His birdhouses are built for different birds, from smaller boxes for bluebirds and swallows to larger ones for ducks. He has also begun making multi-unit boxes, a joke he describes as condo-style housing for birds. The work is simple on its face, but the need behind it is real. Idaho Fish and Game has warned that bluebirds face a housing shortage because nesting trees have been cut for firewood, cleared for development or removed from landscapes where old hollow trees no longer stand.
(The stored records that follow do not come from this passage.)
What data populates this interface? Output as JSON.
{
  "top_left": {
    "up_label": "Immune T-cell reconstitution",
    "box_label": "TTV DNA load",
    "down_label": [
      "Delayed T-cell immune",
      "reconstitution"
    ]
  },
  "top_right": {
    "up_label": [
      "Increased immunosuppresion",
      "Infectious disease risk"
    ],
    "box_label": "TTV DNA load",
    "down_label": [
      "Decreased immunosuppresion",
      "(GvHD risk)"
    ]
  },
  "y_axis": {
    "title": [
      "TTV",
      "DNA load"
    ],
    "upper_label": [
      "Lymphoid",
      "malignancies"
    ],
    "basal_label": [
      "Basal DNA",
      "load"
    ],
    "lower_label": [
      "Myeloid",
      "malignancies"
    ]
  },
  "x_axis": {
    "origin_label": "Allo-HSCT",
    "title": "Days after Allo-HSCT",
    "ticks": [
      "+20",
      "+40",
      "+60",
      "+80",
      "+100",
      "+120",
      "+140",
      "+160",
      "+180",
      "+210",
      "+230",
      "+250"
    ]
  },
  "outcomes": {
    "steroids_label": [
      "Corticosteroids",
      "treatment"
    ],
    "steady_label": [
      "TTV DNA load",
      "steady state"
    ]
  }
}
That shortage matters in North Idaho because bluebirds are cavity nesters, and the mountain bluebird is Idaho’s state bird. The state adopted it in 1931. Audubon says mountain bluebirds live in open habitats and often benefit from nest boxes, while the North American Bluebird Society says its mission is to promote recovery of bluebirds and other native cavity-nesting birds across North America.

AI-generated illustration
AI-generated illustration

The Coeur d’Alene Audubon Chapter, which says it has been conserving and protecting local bird populations and habitats since 1990, serves Benewah, Bonner, Boundary, Kootenai and Shoshone counties. Its local range mirrors the same country Turcotte has been working in for years, where development and land clearing have made natural nesting sites harder to find and artificial boxes more important.

The charm of the ritual is in how quickly the birds claim the houses. Turcotte has said he likes to head out on a boat with a friend, bring a small ladder and make a day of it, turning the yearly installation into an outing as much as a project. In a region changing fast, his birdhouses have stayed the same kind of promise: a simple home, placed by hand, and built to last.